Kitase asked about FF Fan Theories

#1
Jason Schreier at Kotaku asked Kitase about famous fan theories at PAX.

On the theory that Final Fantasy VI’s costumed Gogo is really Daryl, Setzer’s old friend:

“That’s probably not true,” Kitase said, speaking through a translator. “I don’t think there’s any background setting like that. If that’s true, then because Daryl had that beautiful ending, if [she] ended up being Gogo, that would just destroy all that.”

So, I asked, did Gogo have a secret identity? Was he supposed to be General Leo or perhaps Adlai Stevenson?

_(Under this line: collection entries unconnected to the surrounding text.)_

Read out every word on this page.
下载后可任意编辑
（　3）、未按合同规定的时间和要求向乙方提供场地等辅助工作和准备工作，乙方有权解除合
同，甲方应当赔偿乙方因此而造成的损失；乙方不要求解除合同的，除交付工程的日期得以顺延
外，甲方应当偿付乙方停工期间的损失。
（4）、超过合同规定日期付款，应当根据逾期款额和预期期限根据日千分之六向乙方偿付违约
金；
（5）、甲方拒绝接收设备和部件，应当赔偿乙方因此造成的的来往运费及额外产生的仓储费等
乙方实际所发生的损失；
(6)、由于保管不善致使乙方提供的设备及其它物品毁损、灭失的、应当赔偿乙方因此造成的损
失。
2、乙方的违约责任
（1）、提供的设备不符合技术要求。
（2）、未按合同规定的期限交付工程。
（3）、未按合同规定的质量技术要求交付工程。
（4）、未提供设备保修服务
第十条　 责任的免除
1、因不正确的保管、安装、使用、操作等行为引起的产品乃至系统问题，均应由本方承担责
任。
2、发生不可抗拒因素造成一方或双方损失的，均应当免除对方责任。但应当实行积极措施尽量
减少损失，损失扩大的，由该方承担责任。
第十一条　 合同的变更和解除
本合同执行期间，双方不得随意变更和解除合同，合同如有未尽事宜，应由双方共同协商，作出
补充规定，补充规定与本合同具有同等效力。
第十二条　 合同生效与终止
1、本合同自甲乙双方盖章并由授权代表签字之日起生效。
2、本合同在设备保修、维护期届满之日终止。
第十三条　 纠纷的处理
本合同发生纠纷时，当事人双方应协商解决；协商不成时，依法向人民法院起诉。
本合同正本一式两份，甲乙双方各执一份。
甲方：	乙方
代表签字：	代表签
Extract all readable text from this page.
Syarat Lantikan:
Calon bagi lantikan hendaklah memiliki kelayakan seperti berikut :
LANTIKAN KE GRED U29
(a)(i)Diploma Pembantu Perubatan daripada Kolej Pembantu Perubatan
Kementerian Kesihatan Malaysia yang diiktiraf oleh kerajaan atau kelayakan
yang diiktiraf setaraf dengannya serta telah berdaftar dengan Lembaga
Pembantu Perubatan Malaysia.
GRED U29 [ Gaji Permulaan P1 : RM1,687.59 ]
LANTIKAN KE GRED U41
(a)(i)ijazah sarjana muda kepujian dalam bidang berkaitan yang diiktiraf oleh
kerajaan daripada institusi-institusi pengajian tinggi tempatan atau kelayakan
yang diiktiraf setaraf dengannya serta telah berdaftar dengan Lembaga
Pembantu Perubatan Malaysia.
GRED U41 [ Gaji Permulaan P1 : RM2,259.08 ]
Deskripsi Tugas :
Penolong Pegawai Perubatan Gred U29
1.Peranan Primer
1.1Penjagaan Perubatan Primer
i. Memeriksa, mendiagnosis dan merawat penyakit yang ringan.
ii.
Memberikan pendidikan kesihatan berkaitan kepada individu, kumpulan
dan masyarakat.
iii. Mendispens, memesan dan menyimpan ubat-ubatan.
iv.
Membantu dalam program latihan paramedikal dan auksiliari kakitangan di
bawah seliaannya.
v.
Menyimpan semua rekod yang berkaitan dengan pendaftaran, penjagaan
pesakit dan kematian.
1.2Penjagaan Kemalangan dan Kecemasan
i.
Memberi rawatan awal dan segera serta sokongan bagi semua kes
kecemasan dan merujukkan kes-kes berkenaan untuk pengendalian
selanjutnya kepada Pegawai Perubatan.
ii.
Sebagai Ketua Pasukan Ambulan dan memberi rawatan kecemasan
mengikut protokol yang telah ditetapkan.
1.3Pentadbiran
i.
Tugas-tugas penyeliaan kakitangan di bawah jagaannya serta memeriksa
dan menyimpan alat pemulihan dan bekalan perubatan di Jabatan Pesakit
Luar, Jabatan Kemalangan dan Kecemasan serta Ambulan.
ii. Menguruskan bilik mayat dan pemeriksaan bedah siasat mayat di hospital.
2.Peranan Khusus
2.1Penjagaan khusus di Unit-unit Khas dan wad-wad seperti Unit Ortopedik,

No, Kitase said. Final Fantasy VI’s two optional characters, Gogo and Umaro, “actually did not carry any background story. They were just there for you to select if you want them to be in battle.”

On the theory that Final Fantasy VIII’s Squall dies at the end of Disc 1 when he’s stabbed by Edea’s ice spear and that the rest of the game is his dream:

“No, that is not true,” Kitase said, laughing. “I think he was actually stabbed around the shoulder area, so he was not dead. But that is a very interesting idea, so if we ever do make a remake of Final Fantasy VIII, I might go along with that story in mind.”

On the theory that Final Fantasy VIII’s Rinoa is really Ultimecia:

“No, that is not true,” Kitase said. “I don’t think I’ll incorporate that even if we do remake the game. But that being said, both Rinoa and Ultimecia are witches, so in that sense they are similar, but they’re not the same person.”

On the theory that Final Fantasy VII’s Knights of the Round are really the Cetra that defeated Jenova a thousand years before the events of the game:

“Everyone’s thinking too deeply, reading between the lines too much,” laughed Kitase. “That makes it difficult because if you think about it that way, we might have to make it that way. That’s definitely not true.”

Kitase added that artist Tetsuya Nomura, best known as the director of Kingdom Hearts, created all of the summons in Final Fantasy VII. “They don’t have any background story attached to them,” Kitase said.

On the theory that in Final Fantasy VII you’d originally be able to bring Aeris back to life, but that was cut from the game:

“We did hear that there were talks amongst fans that if you use a bug in the game you can revive Aeris and she will be with you until the end of the game,” Kitase said. “It might be good in a fantastical story that you can revive the characters, but with FFVII, we wanted to really take another look at that, look at human life, and [make people] realize they don’t come back.”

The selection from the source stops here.